Please don't point to other sims having effect XY and claim we should be able to have the same - that's quite often not true because FG operates with its own constraints (compatibility, scenery framework, basic rendering architecture,...) and never helpful.
== Effect XY really looks ugly under some conditions - why is that? ==
A good example for this is the urban relief effect which looks poor under shallow view angles, another the tree shadows which can 'hang' over a precipice.
Real-time 3d rendering is the art of illusion - trying to render it 'for real' would take far too long. So it's not a matter of 'if' the illusion breaks but of 'when' - and that correlates with performance footprint.
A fairly frequent situation is that one can design something that works for 99% of use cases and takes some performance. Making it work for 99.9% of use cases might take a factor 100 more performance, making it work for 99.99% a factor 10.000 - taking special cases into account quickly requires vastly more expensive techniques.

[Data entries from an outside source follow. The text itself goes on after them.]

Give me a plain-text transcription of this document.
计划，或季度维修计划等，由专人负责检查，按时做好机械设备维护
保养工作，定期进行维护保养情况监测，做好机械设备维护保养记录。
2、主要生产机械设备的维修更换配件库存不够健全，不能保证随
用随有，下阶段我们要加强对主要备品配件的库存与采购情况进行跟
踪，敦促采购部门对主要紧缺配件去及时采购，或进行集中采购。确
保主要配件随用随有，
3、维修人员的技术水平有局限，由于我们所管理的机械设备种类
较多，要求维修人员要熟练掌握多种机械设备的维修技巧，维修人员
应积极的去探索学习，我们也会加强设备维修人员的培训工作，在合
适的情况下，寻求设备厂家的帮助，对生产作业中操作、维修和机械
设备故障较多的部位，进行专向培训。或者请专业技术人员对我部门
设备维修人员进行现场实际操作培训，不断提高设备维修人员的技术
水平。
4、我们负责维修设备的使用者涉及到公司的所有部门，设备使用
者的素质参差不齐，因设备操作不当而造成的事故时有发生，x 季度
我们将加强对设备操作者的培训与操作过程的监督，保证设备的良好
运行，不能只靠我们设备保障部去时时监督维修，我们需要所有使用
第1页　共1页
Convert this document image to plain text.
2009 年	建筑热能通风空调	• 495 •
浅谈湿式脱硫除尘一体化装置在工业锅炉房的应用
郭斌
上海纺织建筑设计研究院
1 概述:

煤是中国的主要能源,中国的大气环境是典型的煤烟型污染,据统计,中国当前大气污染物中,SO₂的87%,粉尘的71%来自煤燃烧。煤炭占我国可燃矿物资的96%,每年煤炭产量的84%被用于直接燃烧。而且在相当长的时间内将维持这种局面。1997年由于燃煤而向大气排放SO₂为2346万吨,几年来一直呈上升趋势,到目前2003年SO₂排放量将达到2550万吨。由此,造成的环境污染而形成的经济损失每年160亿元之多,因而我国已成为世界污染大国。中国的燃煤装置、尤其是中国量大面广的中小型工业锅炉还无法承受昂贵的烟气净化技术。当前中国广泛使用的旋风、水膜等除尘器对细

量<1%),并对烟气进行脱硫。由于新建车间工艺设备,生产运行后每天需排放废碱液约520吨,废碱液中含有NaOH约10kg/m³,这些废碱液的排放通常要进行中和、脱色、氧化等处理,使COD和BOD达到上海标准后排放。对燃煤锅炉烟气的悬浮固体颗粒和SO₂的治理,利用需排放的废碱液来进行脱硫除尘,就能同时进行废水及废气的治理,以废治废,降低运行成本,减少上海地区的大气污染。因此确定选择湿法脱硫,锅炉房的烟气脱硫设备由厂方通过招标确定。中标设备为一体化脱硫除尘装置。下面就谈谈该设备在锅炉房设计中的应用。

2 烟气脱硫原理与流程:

So there's a line drawn somewhere. For instance, the urban relief shader is a great way to generate the illusion of many buildings from high up, but if you look into the math of [http://www.science-and-fiction.org/rendering/glsl_11.html Relief maps], you discover that it can't work under shallow view angles. It's equally possible to put explicit 3d models of buildings - but in the same number, they become vastly more expensive to render.